President Trump’s budget proposal drew mixed reviews from Florida’s two members of the Senate
As most of Washington does their best to get a handle on the budget proposed by President Donald Trump it is clear that both Republicans and Democrats have strong thoughts about it. Both sides have not been shy when talking about the $1.15 Trillion Budget Proposal that called for some of the boldest cuts in decades.
Florida Sen. Bill Nelson (D) told the Miami Herald, “This plan cuts some of our most critical programs including Medicaid and food stamps,” said Nelson. “It also cuts funding to agencies such as NIH, which is working to find cures for cancer and Alzheimer’s, and the EPA, which protects our environment. Slashing these vital programs will hurt millions of hardworking families. We should be focused on helping people, not hurting those who need our help the most.”
Nelson said the budget would also eliminate Amtrak service in Florida a service that more than 950,000 used in the last fiscal year.
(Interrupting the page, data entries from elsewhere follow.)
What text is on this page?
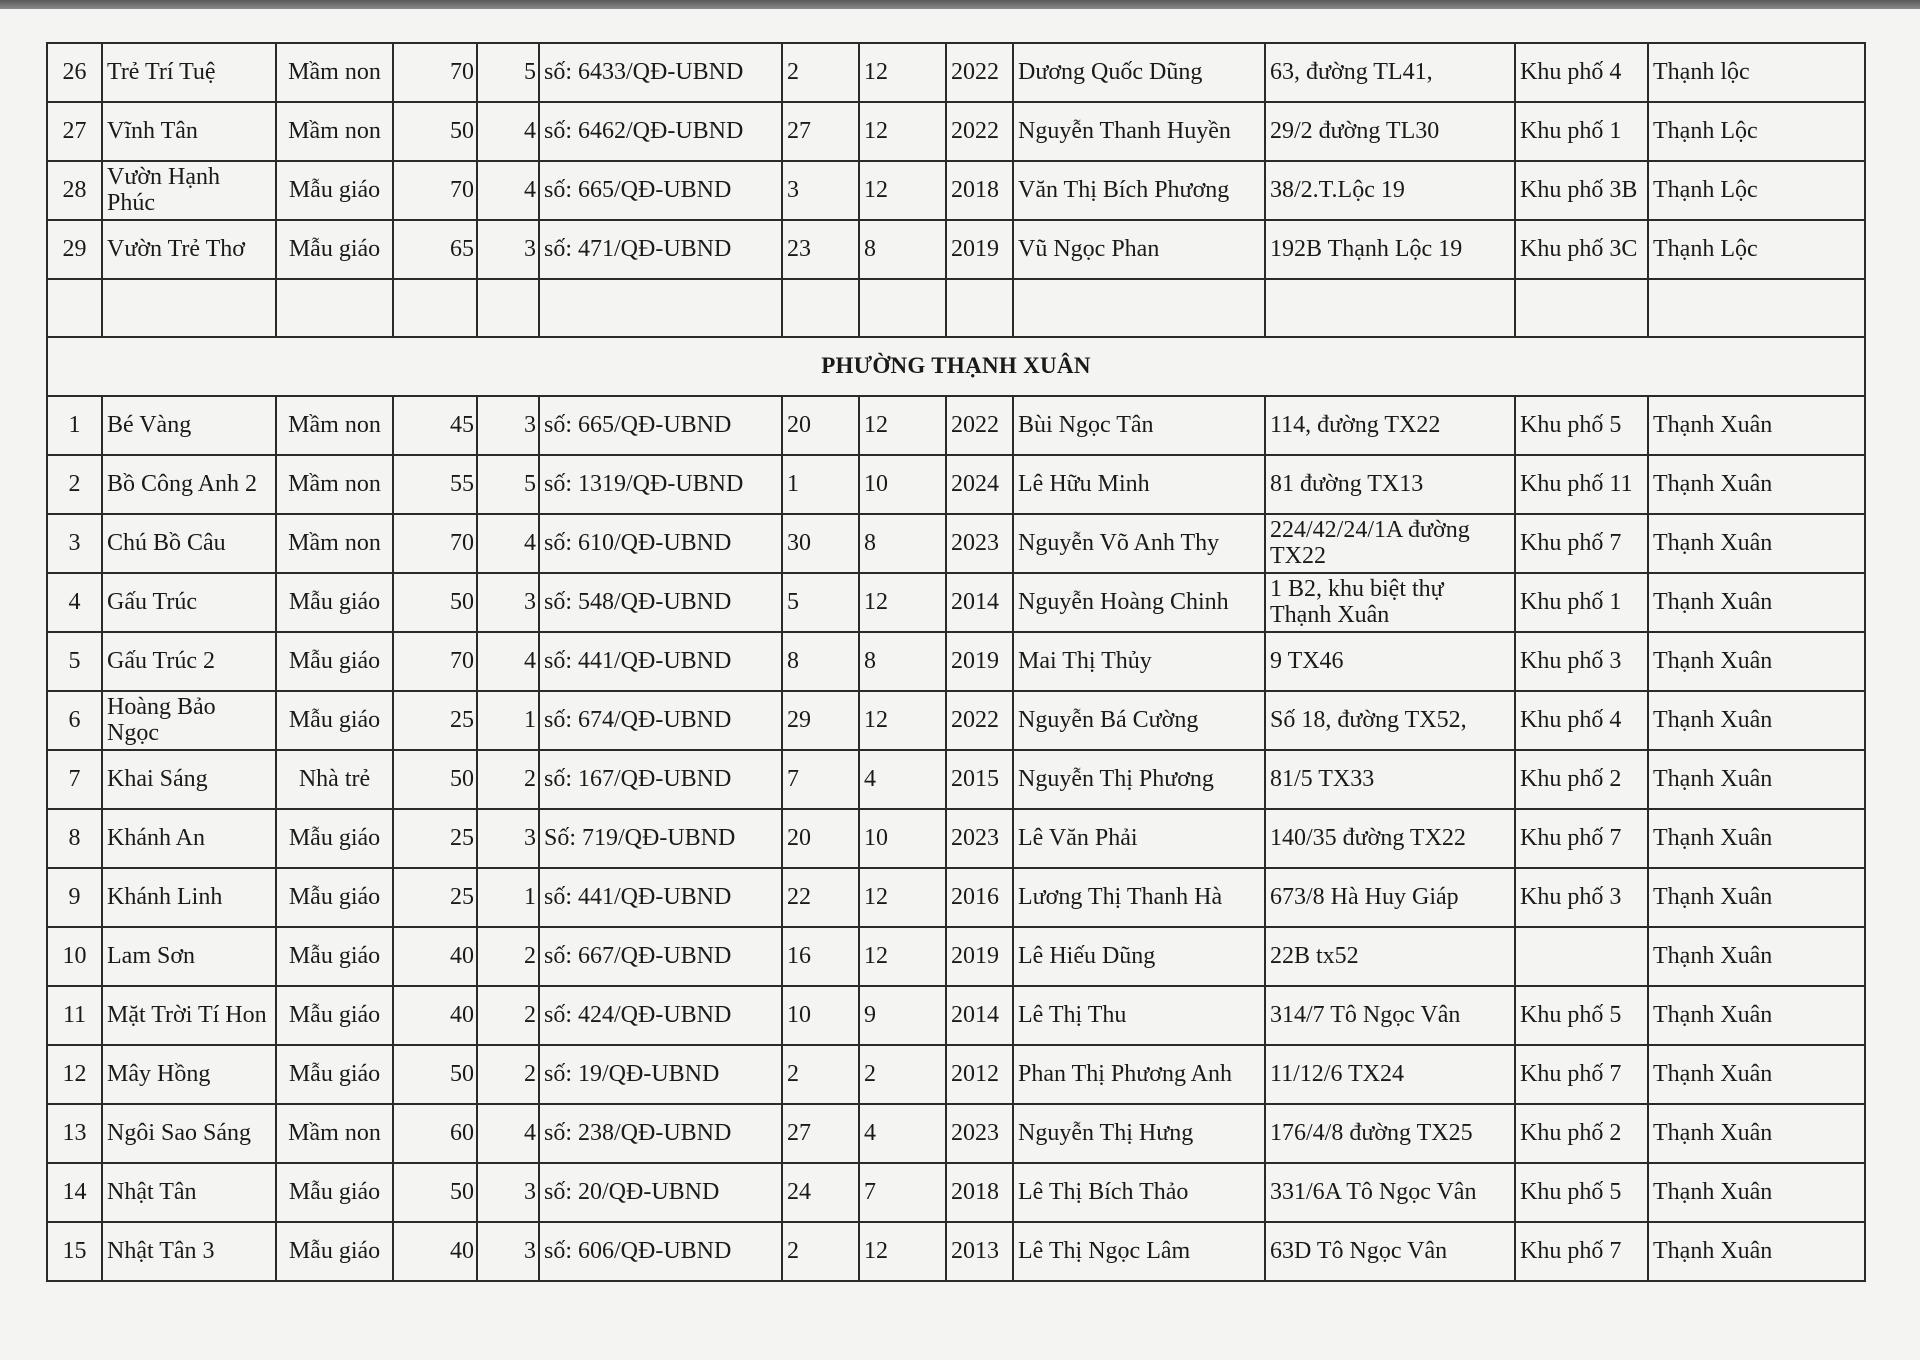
26	Trẻ Trí Tuệ	Mầm non	70	5	số: 6433/QĐ-UBND	2	12	2022	Dương Quốc Dũng	63, đường TL41,	Khu phố 4	Thạnh lộc
27	Vĩnh Tân	Mầm non	50	4	số: 6462/QĐ-UBND	27	12	2022	Nguyễn Thanh Huyền	29/2 đường TL30	Khu phố 1	Thạnh Lộc
28	Vườn Hạnh Phúc	Mẫu giáo	70	4	số: 665/QĐ-UBND	3	12	2018	Văn Thị Bích Phương	38/2.T.Lộc 19	Khu phố 3B	Thạnh Lộc
29	Vườn Trẻ Thơ	Mẫu giáo	65	3	số: 471/QĐ-UBND	23	8	2019	Vũ Ngọc Phan	192B Thạnh Lộc 19	Khu phố 3C	Thạnh Lộc

PHƯỜNG THẠNH XUÂN												
1	Bé Vàng	Mầm non	45	3	số: 665/QĐ-UBND	20	12	2022	Bùi Ngọc Tân	114, đường TX22	Khu phố 5	Thạnh Xuân
2	Bồ Công Anh 2	Mầm non	55	5	số: 1319/QĐ-UBND	1	10	2024	Lê Hữu Minh	81 đường TX13	Khu phố 11	Thạnh Xuân
3	Chú Bồ Câu	Mầm non	70	4	số: 610/QĐ-UBND	30	8	2023	Nguyễn Võ Anh Thy	224/42/24/1A đường TX22	Khu phố 7	Thạnh Xuân
4	Gấu Trúc	Mẫu giáo	50	3	số: 548/QĐ-UBND	5	12	2014	Nguyễn Hoàng Chinh	1 B2, khu biệt thự Thạnh Xuân	Khu phố 1	Thạnh Xuân
5	Gấu Trúc 2	Mẫu giáo	70	4	số: 441/QĐ-UBND	8	8	2019	Mai Thị Thủy	9 TX46	Khu phố 3	Thạnh Xuân
6	Hoàng Bảo Ngọc	Mẫu giáo	25	1	số: 674/QĐ-UBND	29	12	2022	Nguyễn Bá Cường	Số 18, đường TX52,	Khu phố 4	Thạnh Xuân
7	Khai Sáng	Nhà trẻ	50	2	số: 167/QĐ-UBND	7	4	2015	Nguyễn Thị Phương	81/5 TX33	Khu phố 2	Thạnh Xuân
8	Khánh An	Mẫu giáo	25	3	Số: 719/QĐ-UBND	20	10	2023	Lê Văn Phải	140/35 đường TX22	Khu phố 7	Thạnh Xuân
9	Khánh Linh	Mẫu giáo	25	1	số: 441/QĐ-UBND	22	12	2016	Lương Thị Thanh Hà	673/8 Hà Huy Giáp	Khu phố 3	Thạnh Xuân
10	Lam Sơn	Mẫu giáo	40	2	số: 667/QĐ-UBND	16	12	2019	Lê Hiếu Dũng	22B tx52		Thạnh Xuân
11	Mặt Trời Tí Hon	Mẫu giáo	40	2	số: 424/QĐ-UBND	10	9	2014	Lê Thị Thu	314/7 Tô Ngọc Vân	Khu phố 5	Thạnh Xuân
12	Mây Hồng	Mẫu giáo	50	2	số: 19/QĐ-UBND	2	2	2012	Phan Thị Phương Anh	11/12/6 TX24	Khu phố 7	Thạnh Xuân
13	Ngôi Sao Sáng	Mầm non	60	4	số: 238/QĐ-UBND	27	4	2023	Nguyễn Thị Hưng	176/4/8 đường TX25	Khu phố 2	Thạnh Xuân
14	Nhật Tân	Mẫu giáo	50	3	số: 20/QĐ-UBND	24	7	2018	Lê Thị Bích Thảo	331/6A Tô Ngọc Vân	Khu phố 5	Thạnh Xuân
15	Nhật Tân 3	Mẫu giáo	40	3	số: 606/QĐ-UBND	2	12	2013	Lê Thị Ngọc Lâm	63D Tô Ngọc Vân	Khu phố 7	Thạnh Xuân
Sen. Marco Rubio chose to release a statement and he found some things in the budget he liked but he also had some issues with the deep cuts proposed.
Here is Rubio’s statement:
“The president’s budget reflects what his administration’s priorities are. I am very encouraged that this budget supports ideas like the Educational Opportunities Act I first introduced in 2013 with the goal of expanding school choice through tax credit incentives for scholarships to low-income students. It’s a promising sign that we’ll be able to work with the administration on school choice policies I care deeply about because of the positive impact they can have in providing hardworking families with better school options for their kids. I also welcome the president’s desire to begin reversing the damaging impact of sequestration on our military’s readiness, and believe he’ll find strong support in Congress for this key part of his budget blueprint.
“While this budget blueprint offers insights into the president’s thinking about what’s important to his administration and the American people, it is Congress that will actually set the nation’s policy priorities and fund them. I will continue to review all the details of this budget proposal for areas of common interest we can work on together.
“However, I do not support the proposed 28 percent cut to our international affairs budget and diplomatic efforts led by the State Department. These programs are integral to our national security, and cuts at these levels undermine America’s ability to keep our citizens safe. In order to advance our national security interests, economic opportunity for our people and respect for human dignity everywhere, America’s leadership on the global stage is indispensable. I will be working to ensure Congress’ funding priorities allow America to play this role.”
It should be noted that presidential budgets are just guideposts and the final document that reaches President Trump’s desk won’t look anything like the draft. Both Sens. Rubio and Nelson will have plenty to say about the final draft of the budget.